Zondag eerste Paasdag is een verassende dag in veel opzichten. Ten eerste lachen we ons de tranen over de wangen tijdens het ontbijt. Lidy krijgt namelijk elke maand een cadeautje van een aantal van haar collega’s en deze maand is dat het boek “Meester Mark rekent het goed”. Dit boek staat vol met grappige kinderlogica. Check de foto’s maar eens voor een paar voorbeelden.
Na het ontbijt springen we op de fiets en rijden over de andere helft van de vorige week gereden “Via Verde” naar de stad Mula. Na zo’n 25 kilometer door afwisselend heuvellandschap en via spoorbruggen en -tunnels komen we aan in Mula. Als we de stad binnenrijden komen we een luid trommelende jongen tegen. “Zeker net een processie optocht geweest.”, denken we allebei en fietsen door. Dichter bij het stadscentrum komend, zwelt het tromgeroffel steeds meer aan en tot onze grote verbazing lopen overal door de straten in het zwart geklede mensen - los van elkaar - enorm te trommelen op de “snare drum” die op hun buik hangt. Jong, oud, man, vrouw, groot en klein: iedereen slaat mee op de drums. We zien zelfs peuters in buggy’s met een kleine drummetje op schoot en trommelstokjes in hun knuisten. Het lawaai in de straten van Mula is oorverdovend.

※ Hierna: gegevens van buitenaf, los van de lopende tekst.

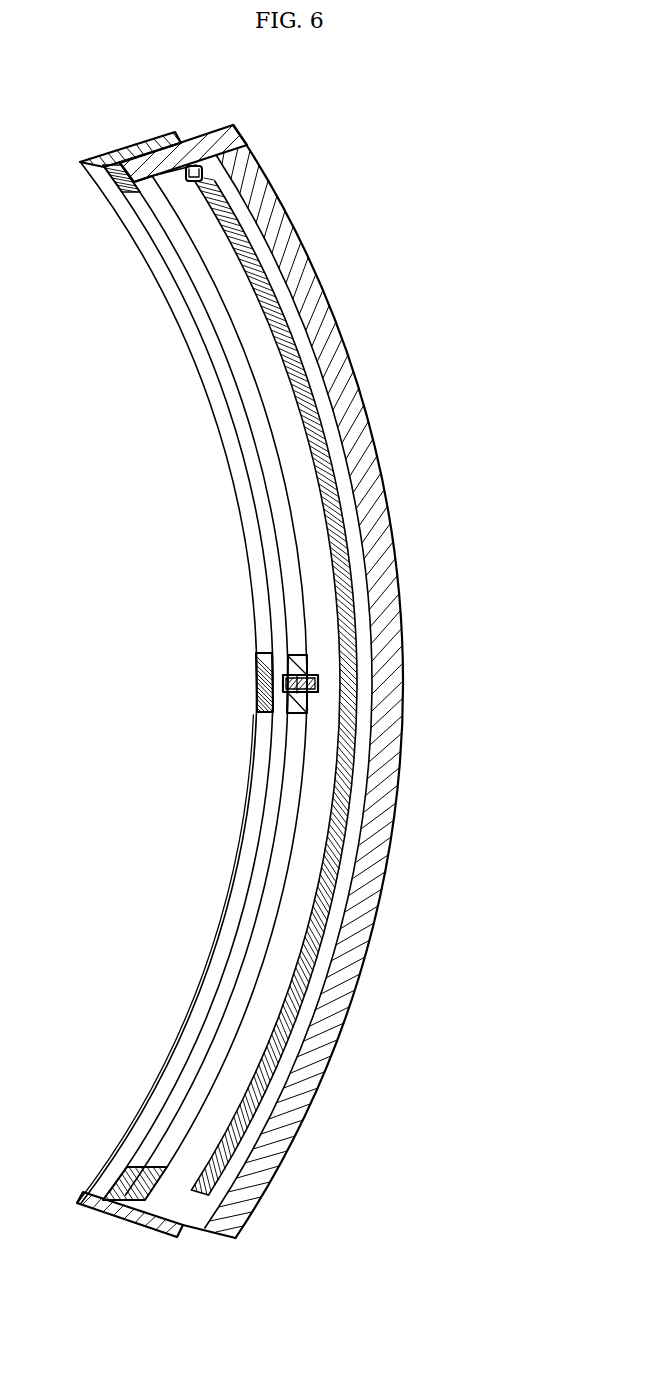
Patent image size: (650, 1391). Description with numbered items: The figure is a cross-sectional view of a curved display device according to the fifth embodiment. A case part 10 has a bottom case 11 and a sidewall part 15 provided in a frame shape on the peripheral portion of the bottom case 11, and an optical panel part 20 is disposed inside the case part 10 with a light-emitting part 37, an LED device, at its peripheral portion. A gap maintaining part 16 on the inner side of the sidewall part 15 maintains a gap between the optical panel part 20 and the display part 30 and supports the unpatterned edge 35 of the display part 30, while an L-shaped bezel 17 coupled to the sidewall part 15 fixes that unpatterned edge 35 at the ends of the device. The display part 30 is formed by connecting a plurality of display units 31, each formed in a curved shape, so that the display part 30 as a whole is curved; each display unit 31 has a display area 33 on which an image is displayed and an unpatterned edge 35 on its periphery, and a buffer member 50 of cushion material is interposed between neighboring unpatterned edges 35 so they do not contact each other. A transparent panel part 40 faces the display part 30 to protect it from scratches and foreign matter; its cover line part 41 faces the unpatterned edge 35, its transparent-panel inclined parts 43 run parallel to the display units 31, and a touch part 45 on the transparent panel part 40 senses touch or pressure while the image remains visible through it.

The case part 10 is at (390, 512).
The bottom case 11 is at (318, 315).
The sidewall part 15 is at (202, 152).
The gap maintaining part 16 is at (196, 200).
The bezel 17 is at (138, 150).
The optical panel part 20 is at (352, 575).
The display part 30 is at (328, 671).
The display unit 31 is at (305, 596).
The display area 33 is at (250, 932).
The unpatterned edge 35 is at (300, 698).
The light-emitting part 37 is at (200, 168).
The transparent panel part 40 is at (186, 699).
The cover line part 41 is at (258, 684).
The transparent-panel inclined part 43 is at (215, 378).
The touch part 45 is at (247, 812).
The buffer member 50 is at (258, 663).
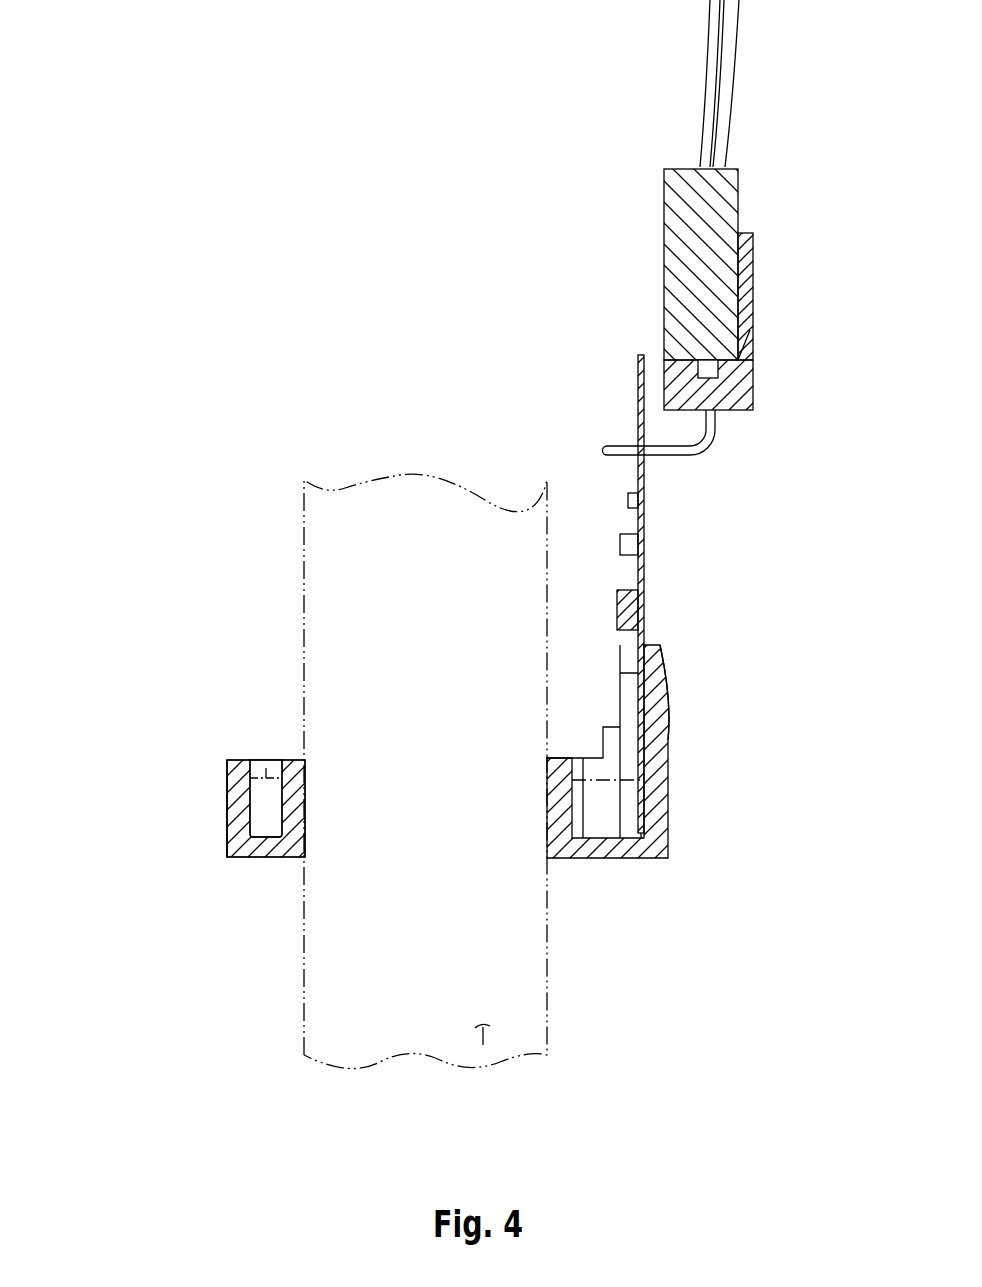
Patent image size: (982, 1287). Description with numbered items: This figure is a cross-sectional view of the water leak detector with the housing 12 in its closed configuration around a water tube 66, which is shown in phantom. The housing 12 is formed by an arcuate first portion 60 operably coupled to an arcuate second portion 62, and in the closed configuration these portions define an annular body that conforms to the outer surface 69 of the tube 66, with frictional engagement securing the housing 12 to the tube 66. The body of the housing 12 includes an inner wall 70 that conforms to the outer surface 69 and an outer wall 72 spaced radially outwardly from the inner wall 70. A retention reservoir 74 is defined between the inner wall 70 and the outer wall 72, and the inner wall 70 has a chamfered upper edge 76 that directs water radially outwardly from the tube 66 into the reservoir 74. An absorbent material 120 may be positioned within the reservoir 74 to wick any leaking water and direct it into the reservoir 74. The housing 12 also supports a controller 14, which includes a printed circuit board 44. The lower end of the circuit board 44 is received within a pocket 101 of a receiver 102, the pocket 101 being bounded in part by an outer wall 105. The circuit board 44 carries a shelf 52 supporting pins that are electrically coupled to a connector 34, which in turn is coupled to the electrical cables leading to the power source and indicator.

Iedereen loopt rond met zijn of haar drum, terwijl er fanatiek op geslagen wordt. Zo nu en dan komen drummers elkaar tegen en gaan dan een wedstrijdje aan wie het best en langst kan drummen. Na afloop geven ze elkaar de hand en gaan al hard roffelend weer verder. Iedereen geniet en het bier vloeit rijkelijk. Later kijk ik op internet en blijkt deze “Night of the Drums” elk jaar tijdens Pasen te zijn in Mula, vanaf middernacht tot vier uur ’s middags. De oorsprong (ergens in de 19de eeuw) is onbekend, maar het heeft niets te maken met Pasen. Na een uur te hebben genoten van dit bijzondere schouwspel en geen woord hebben kunnen wisselen met elkaar, laten we de drummers achter ons. We pakken onze fietsen en keren naar huis terug via dezelfde weg. Het is ondertussen “korte broeken weer”, dus de pijpen gaan van de broek. Eenmaal thuis worden we voor de derde keer verrast vandaag. We staan met de camper voor een klein meertje en laten er nou recht voor onze camper een stuk of tien waterschildpadden liggen te zonnen. We weten wel dat deze dieren in dit gebied voorkomen en we hebben er ook regelmatig naar uitgekeken. Maar dat ze uitgerekend vlak voor onze camper rondzwemmen en nu liggen te zonnen als echte badgasten: supergrappig!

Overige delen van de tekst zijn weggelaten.